Here, the Democrats and Republicans feel that they’ve been ill-treated by each other, so you either need a series of trust-building exercises or the intervention of an outside party. For Obama to be that outside party, he would need to establish his independence from the Congressional Democrats and give color to GOP concerns — neither of which I believe are likely or perhaps even prudent for him politically. The trust-building stuff ain’t going to happen on TV. TV is like oxygen for political grandstanding.

PD Shaw February 9, 2010 at 1:12 pm

I’m curious about the prospect of Obama calling Scott Brown to the White House to figure out what he believes would make either of the health care reform bills work. I’m not sure he’s the brightest crayon in the box, but he seems better than the ladies from Maine, who strike me as blue state Ben Nelsons.

Drew February 9, 2010 at 1:31 pm

“The “Health Care Reform Summit” could be an attempt at employing the competitive strategy. It might just be a sincere attempt at identifying different approaches to reform which could be compared and evaluated.”

Wow. And I need more than a standard ruler to measure me schlong.

All the evidence to date points to the fact that this crew, the Chicago politics crew, is playing Chicago politics. I see no reason or evidence to believe that this would be anything more than a variant on a monkey trial .

steve February 9, 2010 at 3:05 pm

“Wow. And I need more than a standard ruler to measure me schlong.” I just use a yardstick.

Yes, there is some theater, but this is one of our last best chances. People do not watch C-span or read about what is actually in the proposals. The Republicans will have the chance to offer real proposals that will have to be answered seriously. Obama will have to defend Dem ideas. If nothing else, it should give voters a chance to see who is serious about HCR.

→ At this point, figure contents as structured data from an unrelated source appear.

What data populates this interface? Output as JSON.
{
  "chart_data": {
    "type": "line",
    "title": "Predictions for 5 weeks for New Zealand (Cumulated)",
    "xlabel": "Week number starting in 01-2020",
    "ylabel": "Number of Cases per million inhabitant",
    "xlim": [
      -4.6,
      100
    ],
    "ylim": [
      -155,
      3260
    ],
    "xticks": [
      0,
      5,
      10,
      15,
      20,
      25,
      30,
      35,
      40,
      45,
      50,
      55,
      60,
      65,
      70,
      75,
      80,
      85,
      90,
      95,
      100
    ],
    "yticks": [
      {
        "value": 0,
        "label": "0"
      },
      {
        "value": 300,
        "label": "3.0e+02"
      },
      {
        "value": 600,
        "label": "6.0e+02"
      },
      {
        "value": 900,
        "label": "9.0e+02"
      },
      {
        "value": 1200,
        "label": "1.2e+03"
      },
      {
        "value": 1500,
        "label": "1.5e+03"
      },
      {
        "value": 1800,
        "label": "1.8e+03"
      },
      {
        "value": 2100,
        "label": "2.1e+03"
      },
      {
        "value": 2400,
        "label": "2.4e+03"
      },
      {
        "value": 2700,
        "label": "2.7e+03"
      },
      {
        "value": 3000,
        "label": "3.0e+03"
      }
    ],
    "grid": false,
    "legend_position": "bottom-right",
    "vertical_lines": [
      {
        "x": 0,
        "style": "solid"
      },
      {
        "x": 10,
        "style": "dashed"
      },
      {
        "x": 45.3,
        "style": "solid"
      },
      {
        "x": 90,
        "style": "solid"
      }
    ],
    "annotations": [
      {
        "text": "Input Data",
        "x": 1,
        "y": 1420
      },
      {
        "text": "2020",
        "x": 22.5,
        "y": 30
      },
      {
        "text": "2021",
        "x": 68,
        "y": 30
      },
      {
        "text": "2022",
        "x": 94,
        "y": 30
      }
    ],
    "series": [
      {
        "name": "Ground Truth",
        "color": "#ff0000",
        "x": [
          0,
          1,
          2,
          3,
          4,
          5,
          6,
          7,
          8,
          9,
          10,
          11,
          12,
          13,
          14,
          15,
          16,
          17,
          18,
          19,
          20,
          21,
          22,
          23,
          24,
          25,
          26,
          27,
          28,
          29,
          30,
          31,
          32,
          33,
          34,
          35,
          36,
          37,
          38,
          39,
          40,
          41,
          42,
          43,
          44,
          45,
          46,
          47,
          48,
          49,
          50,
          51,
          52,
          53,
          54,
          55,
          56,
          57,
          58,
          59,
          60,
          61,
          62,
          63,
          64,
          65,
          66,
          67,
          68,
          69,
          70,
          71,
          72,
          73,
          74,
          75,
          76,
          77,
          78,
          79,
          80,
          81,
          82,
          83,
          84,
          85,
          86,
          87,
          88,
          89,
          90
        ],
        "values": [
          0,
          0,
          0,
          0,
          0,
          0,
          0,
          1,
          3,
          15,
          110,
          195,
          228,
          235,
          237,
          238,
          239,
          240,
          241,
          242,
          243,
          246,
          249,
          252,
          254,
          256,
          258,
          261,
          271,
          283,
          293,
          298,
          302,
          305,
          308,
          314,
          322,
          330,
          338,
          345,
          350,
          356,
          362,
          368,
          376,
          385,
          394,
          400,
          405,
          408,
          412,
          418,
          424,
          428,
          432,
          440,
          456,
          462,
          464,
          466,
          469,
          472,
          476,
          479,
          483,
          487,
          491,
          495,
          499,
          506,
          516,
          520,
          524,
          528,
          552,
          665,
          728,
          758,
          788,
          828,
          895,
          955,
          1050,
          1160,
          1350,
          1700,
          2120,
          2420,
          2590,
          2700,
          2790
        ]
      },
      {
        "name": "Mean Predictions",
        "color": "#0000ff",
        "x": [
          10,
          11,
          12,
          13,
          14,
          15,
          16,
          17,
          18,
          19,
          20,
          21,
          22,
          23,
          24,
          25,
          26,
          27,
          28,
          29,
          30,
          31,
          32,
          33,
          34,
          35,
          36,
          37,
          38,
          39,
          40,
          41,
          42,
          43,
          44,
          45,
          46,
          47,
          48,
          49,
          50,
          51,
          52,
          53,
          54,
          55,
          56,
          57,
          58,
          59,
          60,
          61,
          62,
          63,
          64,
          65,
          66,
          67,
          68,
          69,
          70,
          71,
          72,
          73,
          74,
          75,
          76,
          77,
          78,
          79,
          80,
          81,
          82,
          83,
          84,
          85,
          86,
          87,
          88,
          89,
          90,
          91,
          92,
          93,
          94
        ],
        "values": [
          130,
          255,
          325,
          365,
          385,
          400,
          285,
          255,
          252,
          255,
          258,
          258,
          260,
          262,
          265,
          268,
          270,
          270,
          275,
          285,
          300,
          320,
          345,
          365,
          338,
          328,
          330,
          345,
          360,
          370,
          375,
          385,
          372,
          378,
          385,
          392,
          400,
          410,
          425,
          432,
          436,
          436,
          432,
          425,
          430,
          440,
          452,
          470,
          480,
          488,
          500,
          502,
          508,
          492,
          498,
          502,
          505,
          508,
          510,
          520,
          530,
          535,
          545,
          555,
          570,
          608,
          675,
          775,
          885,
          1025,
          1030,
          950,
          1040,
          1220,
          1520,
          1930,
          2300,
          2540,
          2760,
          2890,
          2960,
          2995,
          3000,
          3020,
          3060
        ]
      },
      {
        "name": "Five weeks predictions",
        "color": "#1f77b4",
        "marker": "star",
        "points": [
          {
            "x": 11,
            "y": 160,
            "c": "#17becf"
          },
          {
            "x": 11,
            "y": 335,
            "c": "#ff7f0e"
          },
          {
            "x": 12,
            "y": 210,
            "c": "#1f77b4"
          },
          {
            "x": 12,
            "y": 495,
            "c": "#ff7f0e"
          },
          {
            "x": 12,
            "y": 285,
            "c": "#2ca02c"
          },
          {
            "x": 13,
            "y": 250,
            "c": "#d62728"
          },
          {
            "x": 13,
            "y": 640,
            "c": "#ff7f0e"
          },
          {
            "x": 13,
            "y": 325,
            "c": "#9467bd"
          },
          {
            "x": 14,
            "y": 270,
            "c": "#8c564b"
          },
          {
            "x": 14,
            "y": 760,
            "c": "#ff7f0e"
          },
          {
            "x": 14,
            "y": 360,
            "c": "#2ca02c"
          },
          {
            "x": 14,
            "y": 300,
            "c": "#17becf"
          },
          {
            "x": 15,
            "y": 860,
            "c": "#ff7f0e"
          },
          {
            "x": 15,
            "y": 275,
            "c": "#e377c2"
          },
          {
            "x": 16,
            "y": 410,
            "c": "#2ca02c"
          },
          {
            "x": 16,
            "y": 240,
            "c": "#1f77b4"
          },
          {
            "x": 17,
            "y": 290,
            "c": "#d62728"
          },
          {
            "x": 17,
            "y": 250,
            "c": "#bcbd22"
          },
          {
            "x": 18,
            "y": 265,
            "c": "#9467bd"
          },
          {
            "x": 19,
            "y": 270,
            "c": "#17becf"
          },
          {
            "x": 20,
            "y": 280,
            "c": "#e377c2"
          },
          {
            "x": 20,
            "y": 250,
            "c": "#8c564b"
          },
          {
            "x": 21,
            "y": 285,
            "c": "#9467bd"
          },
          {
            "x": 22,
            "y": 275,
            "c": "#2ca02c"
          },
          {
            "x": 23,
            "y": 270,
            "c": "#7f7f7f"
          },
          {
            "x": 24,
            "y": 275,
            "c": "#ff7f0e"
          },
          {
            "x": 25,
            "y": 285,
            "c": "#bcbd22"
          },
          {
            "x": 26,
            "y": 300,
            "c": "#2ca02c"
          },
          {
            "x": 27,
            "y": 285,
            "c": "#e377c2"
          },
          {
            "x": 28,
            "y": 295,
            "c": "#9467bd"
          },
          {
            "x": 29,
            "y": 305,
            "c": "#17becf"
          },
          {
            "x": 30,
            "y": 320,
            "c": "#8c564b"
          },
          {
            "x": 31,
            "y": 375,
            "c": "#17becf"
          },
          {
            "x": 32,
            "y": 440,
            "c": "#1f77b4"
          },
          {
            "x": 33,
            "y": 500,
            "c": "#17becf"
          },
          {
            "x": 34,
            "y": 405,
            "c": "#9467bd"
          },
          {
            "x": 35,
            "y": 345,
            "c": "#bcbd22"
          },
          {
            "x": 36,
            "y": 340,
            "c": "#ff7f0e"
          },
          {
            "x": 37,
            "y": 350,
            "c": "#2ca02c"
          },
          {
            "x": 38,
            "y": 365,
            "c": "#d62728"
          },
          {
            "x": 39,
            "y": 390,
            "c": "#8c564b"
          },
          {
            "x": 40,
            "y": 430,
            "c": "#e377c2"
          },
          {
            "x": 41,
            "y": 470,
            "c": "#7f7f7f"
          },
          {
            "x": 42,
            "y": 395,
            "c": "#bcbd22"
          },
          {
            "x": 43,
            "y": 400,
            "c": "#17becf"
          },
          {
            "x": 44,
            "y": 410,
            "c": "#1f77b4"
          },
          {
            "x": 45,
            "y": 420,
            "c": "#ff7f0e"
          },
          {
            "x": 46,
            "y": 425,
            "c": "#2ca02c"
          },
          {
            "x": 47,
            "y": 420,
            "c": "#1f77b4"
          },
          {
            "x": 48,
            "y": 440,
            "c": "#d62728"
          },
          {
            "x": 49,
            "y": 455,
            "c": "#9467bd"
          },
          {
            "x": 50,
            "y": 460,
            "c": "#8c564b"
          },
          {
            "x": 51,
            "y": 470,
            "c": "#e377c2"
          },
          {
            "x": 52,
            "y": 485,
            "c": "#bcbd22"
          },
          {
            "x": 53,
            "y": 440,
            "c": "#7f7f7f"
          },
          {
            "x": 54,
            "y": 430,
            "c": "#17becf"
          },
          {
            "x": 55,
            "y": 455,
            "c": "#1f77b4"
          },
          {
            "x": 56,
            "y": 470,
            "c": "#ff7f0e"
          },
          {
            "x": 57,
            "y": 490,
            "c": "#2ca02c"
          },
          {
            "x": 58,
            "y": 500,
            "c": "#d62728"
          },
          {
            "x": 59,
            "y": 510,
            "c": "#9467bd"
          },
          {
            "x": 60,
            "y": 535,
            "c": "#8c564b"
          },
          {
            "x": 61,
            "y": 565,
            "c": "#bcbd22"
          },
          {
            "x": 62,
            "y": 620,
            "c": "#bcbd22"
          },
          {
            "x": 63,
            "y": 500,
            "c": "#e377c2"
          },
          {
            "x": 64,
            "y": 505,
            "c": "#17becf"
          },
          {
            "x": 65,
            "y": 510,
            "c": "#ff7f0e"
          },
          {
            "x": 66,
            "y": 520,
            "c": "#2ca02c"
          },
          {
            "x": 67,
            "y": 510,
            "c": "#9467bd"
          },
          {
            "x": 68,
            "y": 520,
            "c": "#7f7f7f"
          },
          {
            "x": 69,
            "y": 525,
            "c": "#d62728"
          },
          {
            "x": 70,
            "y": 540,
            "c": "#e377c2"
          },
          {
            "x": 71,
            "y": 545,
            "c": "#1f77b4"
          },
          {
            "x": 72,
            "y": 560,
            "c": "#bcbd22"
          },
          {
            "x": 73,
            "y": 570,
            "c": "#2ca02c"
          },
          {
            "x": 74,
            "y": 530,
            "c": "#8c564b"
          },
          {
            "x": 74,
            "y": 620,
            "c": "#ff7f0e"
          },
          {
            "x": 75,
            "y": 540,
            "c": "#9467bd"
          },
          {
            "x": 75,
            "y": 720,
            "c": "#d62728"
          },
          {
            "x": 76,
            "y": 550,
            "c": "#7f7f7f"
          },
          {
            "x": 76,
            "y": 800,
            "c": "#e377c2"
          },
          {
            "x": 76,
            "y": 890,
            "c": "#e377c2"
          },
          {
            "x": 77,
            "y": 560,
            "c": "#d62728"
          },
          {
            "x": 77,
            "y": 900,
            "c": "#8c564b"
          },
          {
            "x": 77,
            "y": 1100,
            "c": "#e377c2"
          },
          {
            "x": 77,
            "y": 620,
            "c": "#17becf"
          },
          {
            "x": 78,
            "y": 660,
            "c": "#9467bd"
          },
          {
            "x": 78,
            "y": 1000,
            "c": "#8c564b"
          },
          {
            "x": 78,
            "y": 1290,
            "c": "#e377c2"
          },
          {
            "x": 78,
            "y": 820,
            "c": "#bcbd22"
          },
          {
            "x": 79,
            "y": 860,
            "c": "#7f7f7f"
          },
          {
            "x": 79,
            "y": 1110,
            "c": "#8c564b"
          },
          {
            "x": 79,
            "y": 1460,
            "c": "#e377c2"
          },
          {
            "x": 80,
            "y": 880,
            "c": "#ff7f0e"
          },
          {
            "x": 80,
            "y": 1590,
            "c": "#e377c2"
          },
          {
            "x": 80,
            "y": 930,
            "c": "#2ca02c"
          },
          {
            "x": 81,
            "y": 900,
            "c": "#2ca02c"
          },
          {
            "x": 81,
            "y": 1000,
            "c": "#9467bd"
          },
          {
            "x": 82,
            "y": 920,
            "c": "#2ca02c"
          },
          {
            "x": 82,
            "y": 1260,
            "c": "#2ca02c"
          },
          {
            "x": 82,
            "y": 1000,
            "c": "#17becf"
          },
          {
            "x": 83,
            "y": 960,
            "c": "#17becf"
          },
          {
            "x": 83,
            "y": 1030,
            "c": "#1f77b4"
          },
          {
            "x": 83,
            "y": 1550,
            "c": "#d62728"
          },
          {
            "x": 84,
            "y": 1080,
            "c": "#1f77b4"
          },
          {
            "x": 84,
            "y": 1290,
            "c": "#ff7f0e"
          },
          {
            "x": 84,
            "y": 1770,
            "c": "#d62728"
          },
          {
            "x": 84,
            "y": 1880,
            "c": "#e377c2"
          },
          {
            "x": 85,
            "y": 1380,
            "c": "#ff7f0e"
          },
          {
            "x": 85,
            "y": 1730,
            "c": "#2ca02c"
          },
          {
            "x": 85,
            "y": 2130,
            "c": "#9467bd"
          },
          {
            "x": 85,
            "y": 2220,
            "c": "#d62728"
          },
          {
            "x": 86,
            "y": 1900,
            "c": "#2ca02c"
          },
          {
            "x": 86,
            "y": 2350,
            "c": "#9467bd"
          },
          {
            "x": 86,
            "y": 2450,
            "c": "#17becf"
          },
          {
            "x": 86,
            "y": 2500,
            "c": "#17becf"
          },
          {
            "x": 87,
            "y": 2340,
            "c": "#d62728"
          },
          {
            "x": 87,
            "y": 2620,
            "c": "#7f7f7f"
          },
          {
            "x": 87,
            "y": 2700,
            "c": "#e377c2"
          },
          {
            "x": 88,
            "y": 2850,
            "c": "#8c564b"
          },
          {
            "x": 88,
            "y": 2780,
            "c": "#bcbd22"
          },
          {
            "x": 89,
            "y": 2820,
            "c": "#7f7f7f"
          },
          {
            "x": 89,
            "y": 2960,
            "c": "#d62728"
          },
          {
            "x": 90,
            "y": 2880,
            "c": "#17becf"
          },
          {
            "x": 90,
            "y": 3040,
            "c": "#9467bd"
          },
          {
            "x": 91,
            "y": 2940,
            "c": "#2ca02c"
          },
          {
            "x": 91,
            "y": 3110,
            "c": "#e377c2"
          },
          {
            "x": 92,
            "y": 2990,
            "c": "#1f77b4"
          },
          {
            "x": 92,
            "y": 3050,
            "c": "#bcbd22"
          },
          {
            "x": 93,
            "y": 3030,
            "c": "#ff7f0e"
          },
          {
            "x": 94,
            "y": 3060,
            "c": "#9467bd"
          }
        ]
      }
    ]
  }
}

If they do it right, they would have a big board behind them with the pertinent numbers. At least Ryan has conceded that HCR is the most important issue in resolving our debt issues, but I am not sure the rank and file agree with that. The only two items Republicans consistently cite in their proposals are malpractice and interstate competition. As a physician, I dont believe the Republicans are serious about tort reform. Their children are all plaintiff’s attorney like the Dems. The Senate bill has the exchanges which could allow that competition (I doubt it does anything), and in return for support, I suspect they could be modified to make Republicans happy enough.

If they can have the brighter folks lke Ryan make their case it should be especially good. If they let airheads like Pence, or in Congress Bachman, talk it will be a waste of time.

Steve

Brett February 9, 2010 at 11:46 pm

Yes, there is some theater, but this is one of our last best chances.

If it’s fully televised, there will be more than “some” theater. Television is an awful medium for this type of thing, guaranteed to generate sound-bites, posturing, and endless horse-race commentary.

Personally, I’d rather they just publish the complete transcripts of the summit.